ユクモ村ハンター ジル・ローレンツの場合 作:繊細なゆりの花
しかし、まずはサラの治療に必要な物を揃えなければならない。
ひとまず部屋のことは後回しにした。
「ジンベイ君のご主人が治るまで、引き続き私の手伝いをして欲しい。私の名はコンラートだ。よろしくな」
「ご主人は・・・ずっと一人だったニャ。そりゃボクがいつも一緒にいるけど、ご主人はどこかいつも寂しそうだったニャ・・・うまく言えにゃいけど、ボクはご主人の傍をはなれにゃいのニャ」
「そうか。わかった。サラの傷を早く治さないとな。この村に薬草採取を専門にしている者はいるか?」
「んー。えと、えと、レーナって女の人がいるニャ。よく村長の家に素材を持って行ってるニャよ」
「じゃあそのレーナさんの所に行って、この紙に書いてある物を、それぞれ買えるだけ買ってきてくれないか?お金はひとまず3万z渡す」
「た、大金ニャね。分かったニャ」
「気をつけろよ?頼む」
ジンベイに使いを頼んだコンラート自身は、村長へ相談に向かった。
雲ひとつ無い青空。
広い道。
さえずる鳥の声が心地いい。
しかし、村の空気とは裏腹に、コンラートは憂鬱だった。
(はあ・・・大の男がこんなくだらない事で・・・王都なら部屋の事なんかで悩まなかったのに。いやいや、よそう。もう戻らないと決めたんだから)
どん どん どん
引き戸を叩く。
「村長さん、ステルヴィアさん、コンラートです」
「はーい。今行きますわ」
声は家の中からではなく外から聞こえてきた。
草むしりをしていたらしい。
(この家に手伝いはいないのか?)
「どんなご用件でしょう?」
「あー・・・」
「???はっきり仰って下さらないと分かりません」
村長の声色がやけに冷たい。
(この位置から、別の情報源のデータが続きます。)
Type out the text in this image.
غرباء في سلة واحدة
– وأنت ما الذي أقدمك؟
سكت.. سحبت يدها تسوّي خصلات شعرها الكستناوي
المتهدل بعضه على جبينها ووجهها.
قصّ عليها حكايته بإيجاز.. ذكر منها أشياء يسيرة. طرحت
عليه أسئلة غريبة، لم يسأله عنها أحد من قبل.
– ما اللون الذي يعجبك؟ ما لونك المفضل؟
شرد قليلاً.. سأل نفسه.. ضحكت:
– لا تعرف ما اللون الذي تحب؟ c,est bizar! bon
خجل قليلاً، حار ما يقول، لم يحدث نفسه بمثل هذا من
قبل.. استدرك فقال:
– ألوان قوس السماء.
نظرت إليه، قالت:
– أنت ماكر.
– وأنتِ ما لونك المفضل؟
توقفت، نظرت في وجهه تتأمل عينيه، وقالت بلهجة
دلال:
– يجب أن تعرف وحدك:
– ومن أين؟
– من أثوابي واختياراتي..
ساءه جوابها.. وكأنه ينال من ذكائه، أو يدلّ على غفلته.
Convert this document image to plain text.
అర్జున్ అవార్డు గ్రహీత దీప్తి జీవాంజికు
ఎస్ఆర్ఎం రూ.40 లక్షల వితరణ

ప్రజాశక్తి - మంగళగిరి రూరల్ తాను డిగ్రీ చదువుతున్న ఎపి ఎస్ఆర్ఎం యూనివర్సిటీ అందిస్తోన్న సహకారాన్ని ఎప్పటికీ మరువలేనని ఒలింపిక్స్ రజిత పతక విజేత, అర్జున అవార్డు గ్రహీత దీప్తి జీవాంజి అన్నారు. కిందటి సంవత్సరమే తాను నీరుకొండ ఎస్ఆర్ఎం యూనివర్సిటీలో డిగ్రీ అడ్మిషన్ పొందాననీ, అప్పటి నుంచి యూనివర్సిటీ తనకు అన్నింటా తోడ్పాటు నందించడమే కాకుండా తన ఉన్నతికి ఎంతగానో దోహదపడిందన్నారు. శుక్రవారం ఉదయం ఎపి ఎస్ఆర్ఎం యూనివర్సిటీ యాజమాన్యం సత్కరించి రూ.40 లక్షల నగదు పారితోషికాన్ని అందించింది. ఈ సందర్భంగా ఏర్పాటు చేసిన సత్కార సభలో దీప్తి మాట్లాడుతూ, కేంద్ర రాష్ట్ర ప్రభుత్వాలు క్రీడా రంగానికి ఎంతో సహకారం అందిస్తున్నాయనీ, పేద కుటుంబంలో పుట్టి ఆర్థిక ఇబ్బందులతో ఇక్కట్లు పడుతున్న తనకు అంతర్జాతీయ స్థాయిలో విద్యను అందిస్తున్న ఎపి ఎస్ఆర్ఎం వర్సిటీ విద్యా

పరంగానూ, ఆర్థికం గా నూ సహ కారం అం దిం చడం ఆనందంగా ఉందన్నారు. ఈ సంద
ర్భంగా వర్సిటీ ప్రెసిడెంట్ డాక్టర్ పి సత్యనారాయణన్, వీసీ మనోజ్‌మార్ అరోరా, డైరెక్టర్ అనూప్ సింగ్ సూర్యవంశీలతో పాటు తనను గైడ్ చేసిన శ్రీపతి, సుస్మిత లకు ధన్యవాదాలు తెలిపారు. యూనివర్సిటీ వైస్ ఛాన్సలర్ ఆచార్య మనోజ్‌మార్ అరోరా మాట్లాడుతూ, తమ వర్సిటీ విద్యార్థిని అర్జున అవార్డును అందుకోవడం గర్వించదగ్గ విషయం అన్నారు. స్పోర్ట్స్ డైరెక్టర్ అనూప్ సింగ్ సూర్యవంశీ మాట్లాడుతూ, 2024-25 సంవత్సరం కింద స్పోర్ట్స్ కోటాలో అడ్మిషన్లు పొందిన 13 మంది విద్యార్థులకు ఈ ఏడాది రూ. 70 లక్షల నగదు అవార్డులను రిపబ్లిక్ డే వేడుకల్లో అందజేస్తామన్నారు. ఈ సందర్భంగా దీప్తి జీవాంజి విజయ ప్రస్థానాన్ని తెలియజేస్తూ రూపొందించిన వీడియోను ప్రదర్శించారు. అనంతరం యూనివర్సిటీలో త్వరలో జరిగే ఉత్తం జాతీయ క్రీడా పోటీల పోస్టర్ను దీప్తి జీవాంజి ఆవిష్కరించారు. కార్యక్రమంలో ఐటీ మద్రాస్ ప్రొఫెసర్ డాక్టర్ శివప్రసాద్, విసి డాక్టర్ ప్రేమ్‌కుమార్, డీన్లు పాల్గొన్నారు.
誤解だというのに・・・
「えとですね。先日サラを治療しまして、部屋を別けて欲しいんです。手狭でして」
「それは出来ませんわ。追撃に向かったハンター様達がまだ戻って来ておりませんの。その方たちにもしもの時、部屋を空けておきたいのですわ。それに、これ以上客室をお客様以外にお貸しできませんの。分かってくださるかしら」
この村の主な収入は温泉である。
他に南の漁港と林業、武器防具売買も盛んであるが、温泉の益は比べ物にならないほど高い。
その為村長はこれ以上宿泊客を減らしたくは無かった。
「ではどうすれば?」
「簡単です。木のついたてをつければ解決します。丁度大工さん達が到着したのでお家の建築ついでにでもご相談をどうぞ。」
「最後に。前に仰っていた秘薬の作り方をお願いします」
「分かりました。後ほど診療所に伺います」
そう言うとシーラ・ステルヴィアは家の中に入っていった。
(そうか。ついたての手があった。何もこんなに悩む事はなかった。馬鹿か私は)
そしてこの日からコンラートは多忙を極めた。